Tuesday, December 25, 2007

claude monet painting

claude monet painting
mona lisa painting
canvas painting
animal painting
At last the day came for going home. I bore up against the separation from Mr. Peggotty and Mrs. Gummidge, but my agony of mind at leaving little Em'ly was piercing. We went arm-in-arm to the public-house where the carrier put up, and I promised, on the road, to write to her. (I redeemed that promise afterwards, in characters larger than those in which apartments are usually announced in manuscript, as being to let.) We were greatly overcome at parting; and if ever, in my life, I have had a void made in my heart, I had one made that day. ¡¡¡¡Now, all the time I had been on my visit, I had been ungrateful to my home again,
oil painting
and had thought little or nothing about it.

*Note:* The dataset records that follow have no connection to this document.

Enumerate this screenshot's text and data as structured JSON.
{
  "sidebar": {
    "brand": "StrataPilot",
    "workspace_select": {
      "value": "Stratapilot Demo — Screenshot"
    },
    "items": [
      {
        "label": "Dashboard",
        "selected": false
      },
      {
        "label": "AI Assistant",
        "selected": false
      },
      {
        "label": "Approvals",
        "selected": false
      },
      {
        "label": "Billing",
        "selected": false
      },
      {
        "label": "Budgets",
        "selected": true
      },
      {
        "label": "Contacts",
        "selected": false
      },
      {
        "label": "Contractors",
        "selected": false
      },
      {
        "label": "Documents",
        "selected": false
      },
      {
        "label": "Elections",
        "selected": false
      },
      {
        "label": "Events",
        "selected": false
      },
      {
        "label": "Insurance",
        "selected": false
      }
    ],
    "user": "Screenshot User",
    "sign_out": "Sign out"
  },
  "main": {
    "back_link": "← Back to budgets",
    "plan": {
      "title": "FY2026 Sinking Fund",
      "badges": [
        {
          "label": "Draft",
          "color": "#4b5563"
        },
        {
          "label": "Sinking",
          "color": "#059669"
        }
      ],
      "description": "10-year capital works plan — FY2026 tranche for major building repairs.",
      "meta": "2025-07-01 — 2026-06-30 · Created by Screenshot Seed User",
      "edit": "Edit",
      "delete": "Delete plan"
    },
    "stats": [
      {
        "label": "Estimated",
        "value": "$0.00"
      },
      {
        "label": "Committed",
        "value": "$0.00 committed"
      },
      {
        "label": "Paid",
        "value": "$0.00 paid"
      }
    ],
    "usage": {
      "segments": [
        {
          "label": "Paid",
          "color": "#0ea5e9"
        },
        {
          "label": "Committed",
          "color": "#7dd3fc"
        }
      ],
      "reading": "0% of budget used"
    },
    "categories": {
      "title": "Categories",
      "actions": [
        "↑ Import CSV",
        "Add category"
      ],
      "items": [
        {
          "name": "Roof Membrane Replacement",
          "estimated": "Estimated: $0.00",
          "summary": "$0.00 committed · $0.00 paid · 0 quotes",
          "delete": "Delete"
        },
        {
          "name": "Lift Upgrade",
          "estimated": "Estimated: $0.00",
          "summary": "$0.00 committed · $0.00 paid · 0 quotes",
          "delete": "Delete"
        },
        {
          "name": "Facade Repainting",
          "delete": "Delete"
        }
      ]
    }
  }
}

But I was no sooner turned towards it, than my reproachful young conscience seemed to point that way with a ready finger; and I felt, all the more for the sinking of my spirits, that it was my nest, and that my mother was my comforter and friend. ¡¡¡¡This gained upon me as we went along; so that the nearer we drew, the more familiar the objects became that we passed, the more excited I was to get there, and to run into her arms. But Peggotty, instead of sharing in those transports, tried to check them (though very kindly), and looked confused and out of sorts. ¡¡¡¡Blunderstone Rookery would come, however, in spite of her, when the carrier's horse pleased - and did. How well I recollect it, on a cold grey afternoon, with a dull sky, threatening rain!